Encouragé par la femme inconnue, le paysan demande à voir l’ag’ellid’. Dès qu’il lui permet de prendre la parole, il lui dit : “- Majesté qui a droit de vie et de mort pour ses sujets, j’ai une histoire à vous raconter, si vous voulez bien m’écouter.

« L’ag’ellid’ intrigué, le laisse parler. Le paysan lui raconte l’histoire du champ de blé dévasté par des poissons. » – Mais, tu délires paysan, des poissons qui mangent du blé, c’est du jamais vu !- Comme on n’a jamais vu des mules mettre bas des ânons, majesté !- Ce que tu dis là n’est pas de toi, paysan ! Dis-moi qui t’a soufflé cette idée, sinon, je vais te faire décapiter !- C’est vrai, majesté, elle n’est pas de moi, c’est une belle femme d’ici qui m’a demandé de vous la raconter.- Je sais qui c’est.

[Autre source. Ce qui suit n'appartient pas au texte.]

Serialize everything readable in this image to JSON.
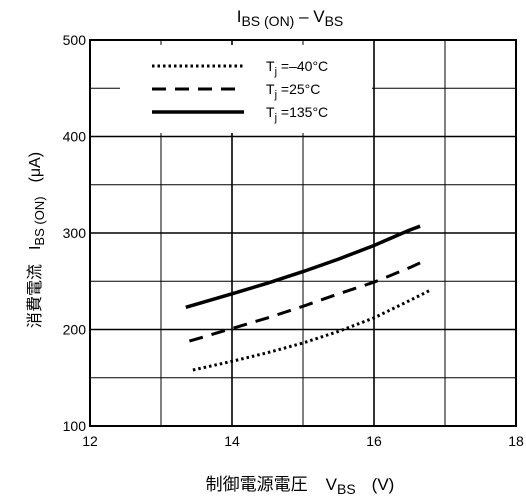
{
  "chart_data": {
    "type": "line",
    "title": {
      "main": "I",
      "main_sub": "BS (ON)",
      "sep": " – V",
      "sep_sub": "BS"
    },
    "xlabel": {
      "text": "制御電源電圧",
      "sym": "V",
      "sym_sub": "BS",
      "unit": "(V)"
    },
    "ylabel": {
      "text": "消費電流",
      "sym": "I",
      "sym_sub": "BS (ON)",
      "unit": "(μA)"
    },
    "xlim": [
      12,
      18
    ],
    "ylim": [
      100,
      500
    ],
    "x_ticks": [
      12,
      14,
      16,
      18
    ],
    "y_ticks": [
      100,
      200,
      300,
      400,
      500
    ],
    "x_tick_labels": [
      "12",
      "14",
      "16",
      "18"
    ],
    "y_tick_labels": [
      "100",
      "200",
      "300",
      "400",
      "500"
    ],
    "x_grid_step": 1,
    "y_grid_step": 50,
    "grid": true,
    "legend_position": "top-left",
    "series": [
      {
        "name": "T",
        "name_sub": "j",
        "name_suffix": " =–40°C",
        "style": "dotted",
        "width": 3,
        "points": [
          [
            13.45,
            158
          ],
          [
            14.0,
            167
          ],
          [
            14.5,
            176
          ],
          [
            15.0,
            186
          ],
          [
            15.5,
            198
          ],
          [
            16.0,
            212
          ],
          [
            16.5,
            230
          ],
          [
            16.8,
            241
          ]
        ]
      },
      {
        "name": "T",
        "name_sub": "j",
        "name_suffix": " =25°C",
        "style": "dashed",
        "width": 3,
        "points": [
          [
            13.4,
            188
          ],
          [
            14.0,
            201
          ],
          [
            14.5,
            212
          ],
          [
            15.0,
            224
          ],
          [
            15.5,
            237
          ],
          [
            16.0,
            249
          ],
          [
            16.5,
            264
          ],
          [
            16.65,
            269
          ]
        ]
      },
      {
        "name": "T",
        "name_sub": "j",
        "name_suffix": " =135°C",
        "style": "solid",
        "width": 3.5,
        "points": [
          [
            13.35,
            223
          ],
          [
            14.0,
            237
          ],
          [
            14.5,
            248
          ],
          [
            15.0,
            260
          ],
          [
            15.5,
            273
          ],
          [
            16.0,
            287
          ],
          [
            16.5,
            303
          ],
          [
            16.65,
            307
          ]
        ]
      }
    ],
    "line_color": "#000000"
  }
}
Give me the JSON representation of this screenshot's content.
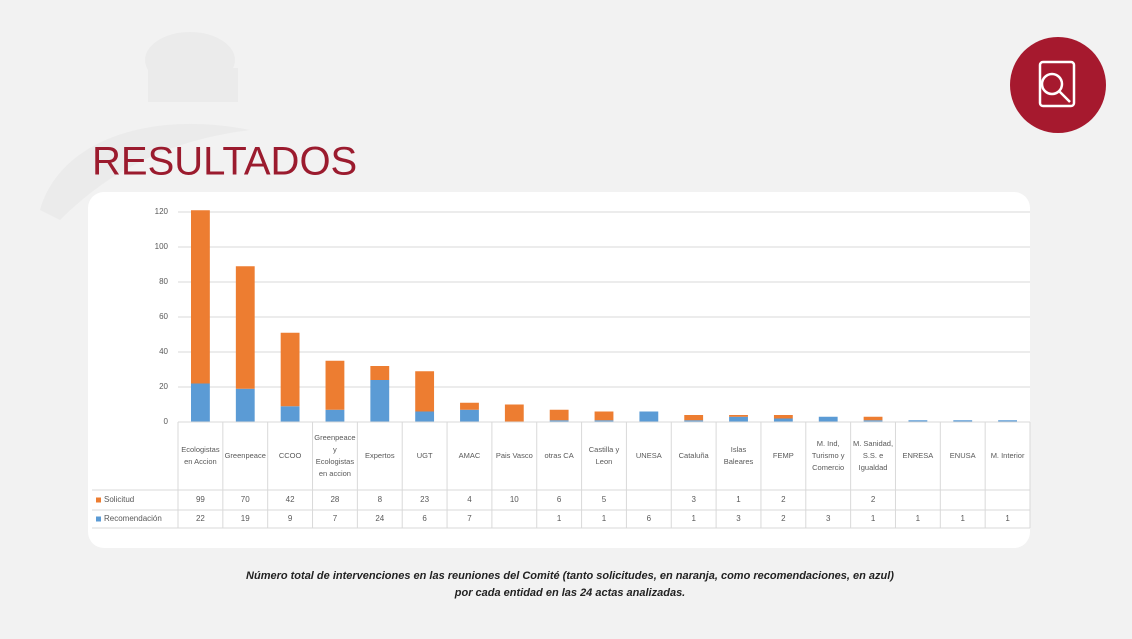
{
  "slide": {
    "heading": "RESULTADOS",
    "caption": [
      "Número total de intervenciones en las reuniones del Comité (tanto solicitudes, en naranja, como recomendaciones, en azul)",
      "por cada entidad en las 24 actas analizadas."
    ]
  },
  "chart_data": {
    "type": "stacked-bar",
    "categories": [
      "Ecologistas en Accion",
      "Greenpeace",
      "CCOO",
      "Greenpeace y Ecologistas en accion",
      "Expertos",
      "UGT",
      "AMAC",
      "Pais Vasco",
      "otras CA",
      "Castilla y Leon",
      "UNESA",
      "Cataluña",
      "Islas Baleares",
      "FEMP",
      "M. Ind, Turismo y Comercio",
      "M. Sanidad, S.S. e Igualdad",
      "ENRESA",
      "ENUSA",
      "M. Interior"
    ],
    "series": [
      {
        "name": "Solicitud",
        "color": "#ed7d31",
        "values": [
          99,
          70,
          42,
          28,
          8,
          23,
          4,
          10,
          6,
          5,
          null,
          3,
          1,
          2,
          null,
          2,
          null,
          null,
          null
        ]
      },
      {
        "name": "Recomendación",
        "color": "#5b9bd5",
        "values": [
          22,
          19,
          9,
          7,
          24,
          6,
          7,
          null,
          1,
          1,
          6,
          1,
          3,
          2,
          3,
          1,
          1,
          1,
          1
        ]
      }
    ],
    "ylim": [
      0,
      120
    ],
    "yticks": [
      0,
      20,
      40,
      60,
      80,
      100,
      120
    ],
    "grid": true
  }
}
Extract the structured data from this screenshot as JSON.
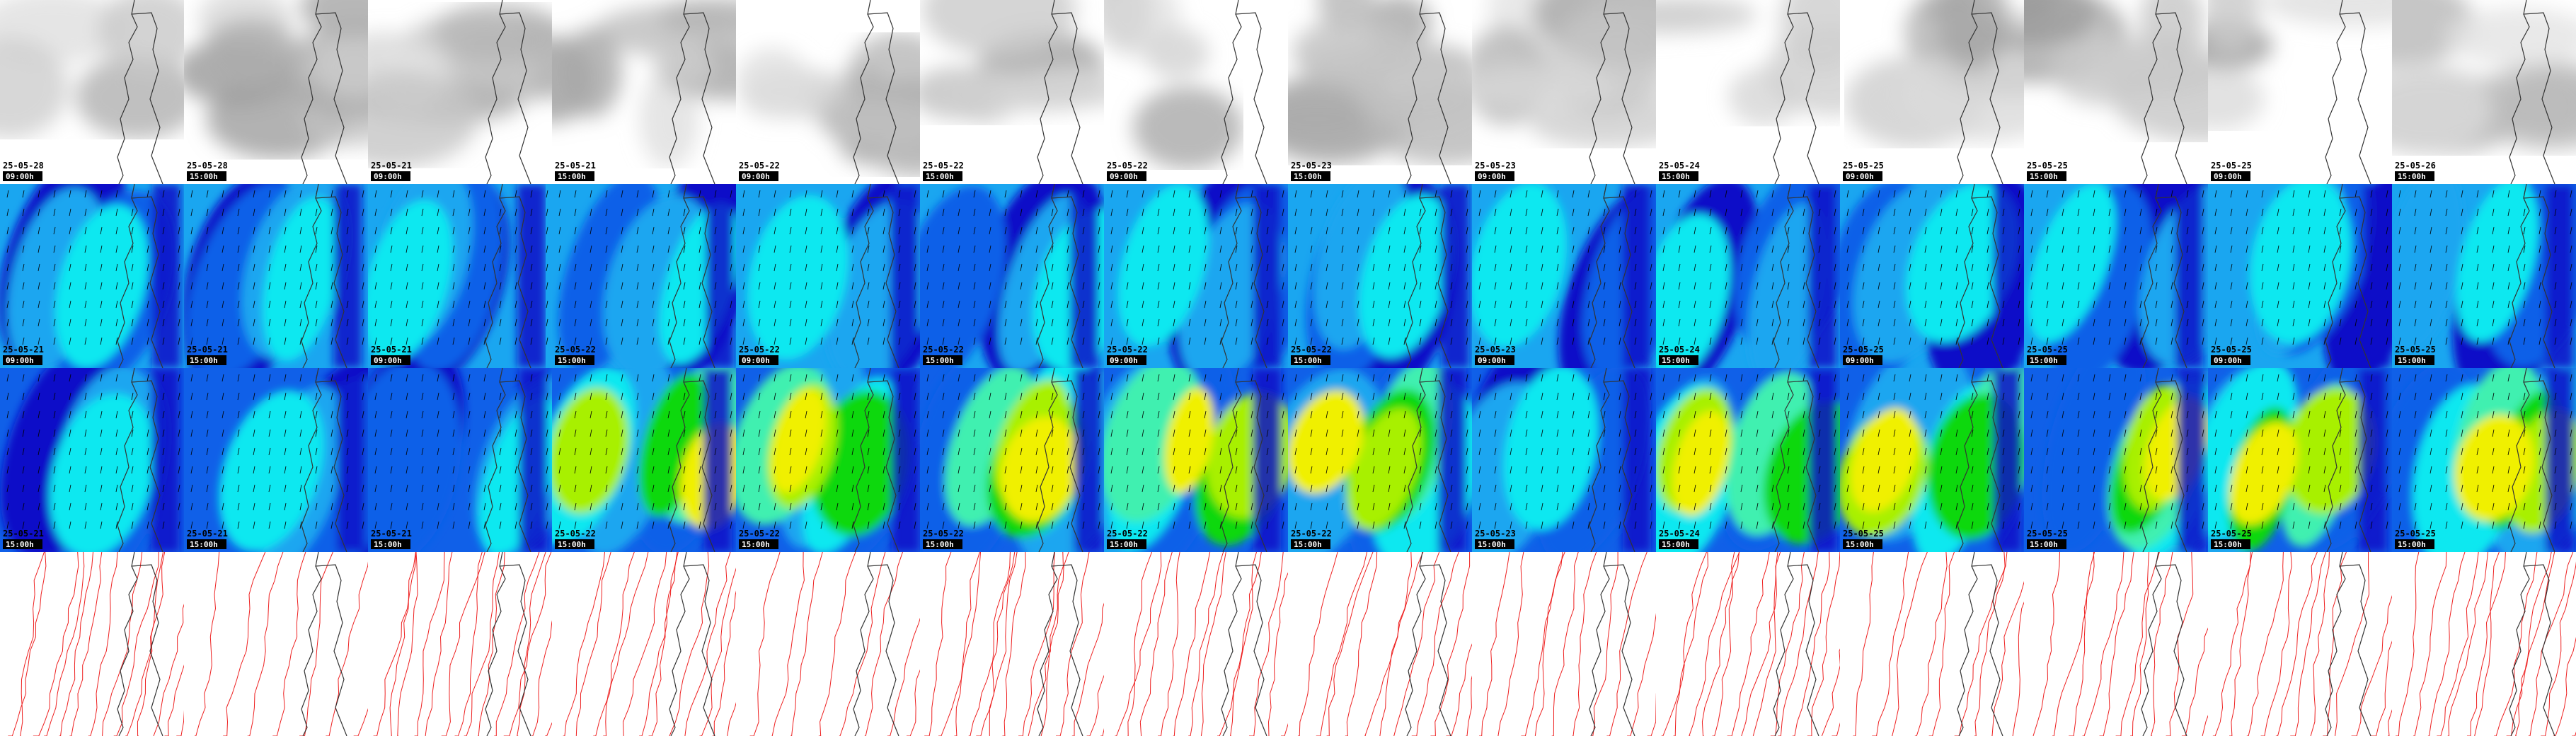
{
  "rows": [
    {
      "name": "cloud-cover",
      "labels": [
        [
          "25-05-28",
          "09:00h"
        ],
        [
          "25-05-28",
          "15:00h"
        ],
        [
          "25-05-21",
          "09:00h"
        ],
        [
          "25-05-21",
          "15:00h"
        ],
        [
          "25-05-22",
          "09:00h"
        ],
        [
          "25-05-22",
          "15:00h"
        ],
        [
          "25-05-22",
          "09:00h"
        ],
        [
          "25-05-23",
          "15:00h"
        ],
        [
          "25-05-23",
          "09:00h"
        ],
        [
          "25-05-24",
          "15:00h"
        ],
        [
          "25-05-25",
          "09:00h"
        ],
        [
          "25-05-25",
          "15:00h"
        ],
        [
          "25-05-25",
          "09:00h"
        ],
        [
          "25-05-26",
          "15:00h"
        ]
      ]
    },
    {
      "name": "wind-field-morning",
      "labels": [
        [
          "25-05-21",
          "09:00h"
        ],
        [
          "25-05-21",
          "15:00h"
        ],
        [
          "25-05-21",
          "09:00h"
        ],
        [
          "25-05-22",
          "15:00h"
        ],
        [
          "25-05-22",
          "09:00h"
        ],
        [
          "25-05-22",
          "15:00h"
        ],
        [
          "25-05-22",
          "09:00h"
        ],
        [
          "25-05-22",
          "15:00h"
        ],
        [
          "25-05-23",
          "09:00h"
        ],
        [
          "25-05-24",
          "15:00h"
        ],
        [
          "25-05-25",
          "09:00h"
        ],
        [
          "25-05-25",
          "15:00h"
        ],
        [
          "25-05-25",
          "09:00h"
        ],
        [
          "25-05-25",
          "15:00h"
        ]
      ]
    },
    {
      "name": "wind-field-afternoon",
      "labels": [
        [
          "25-05-21",
          "15:00h"
        ],
        [
          "25-05-21",
          "15:00h"
        ],
        [
          "25-05-21",
          "15:00h"
        ],
        [
          "25-05-22",
          "15:00h"
        ],
        [
          "25-05-22",
          "15:00h"
        ],
        [
          "25-05-22",
          "15:00h"
        ],
        [
          "25-05-22",
          "15:00h"
        ],
        [
          "25-05-22",
          "15:00h"
        ],
        [
          "25-05-23",
          "15:00h"
        ],
        [
          "25-05-24",
          "15:00h"
        ],
        [
          "25-05-25",
          "15:00h"
        ],
        [
          "25-05-25",
          "15:00h"
        ],
        [
          "25-05-25",
          "15:00h"
        ],
        [
          "25-05-25",
          "15:00h"
        ]
      ]
    },
    {
      "name": "pressure-contours",
      "labels": []
    }
  ],
  "colors": {
    "deep_blue": "#0a10c8",
    "blue": "#1060e8",
    "light_blue": "#1aa6f0",
    "cyan": "#10e8f0",
    "aqua_green": "#40f0b0",
    "green": "#10d810",
    "yellow_green": "#a8f000",
    "yellow": "#f0f000",
    "contour_red": "#ee2020",
    "coast": "#333333",
    "label_bg": "#000000",
    "label_fg": "#ffffff"
  }
}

C’est ma femme «Illi-s lahram !» (la fille du péché !) Elle va me le payer !Après avoir congédié le paysan, l’ag’ellid’ rentre furieux chez lui et dit à son épouse :“- On s’était mis d’accord dès le début que tu ne devais pas interférer dans les affaires du royaume même si elles te semblent saugrenues ! Puisque tu as failli en m’envoyant ce paysan tu es répudiée à compter d’aujourd’hui. La seule faveur que je t’accorde, c’est que tu puisses prendre du palais, la chose la plus précieuse que tu voudras. Tu as jusqu’à demain midi pour le faire.”L’épouse de l’ag’ellid’ demande aux menuisiers du palais de lui ramener un grand coffre (assendouq) pour, dit-elle, ranger ses affaires.

En guise de repas d’adieu, elle prépare de ses propres mains un délicieux gâteau qu’elle fait servir à l’ag’ellid’. Dès qu’il en goûte un morceau, il tombe en léthargie, car ledit gâteau a été préparé à l’aide de somnifère.Une fois dans les bras de Morphée, elle l’enferme dans le coffre et ferme à clef.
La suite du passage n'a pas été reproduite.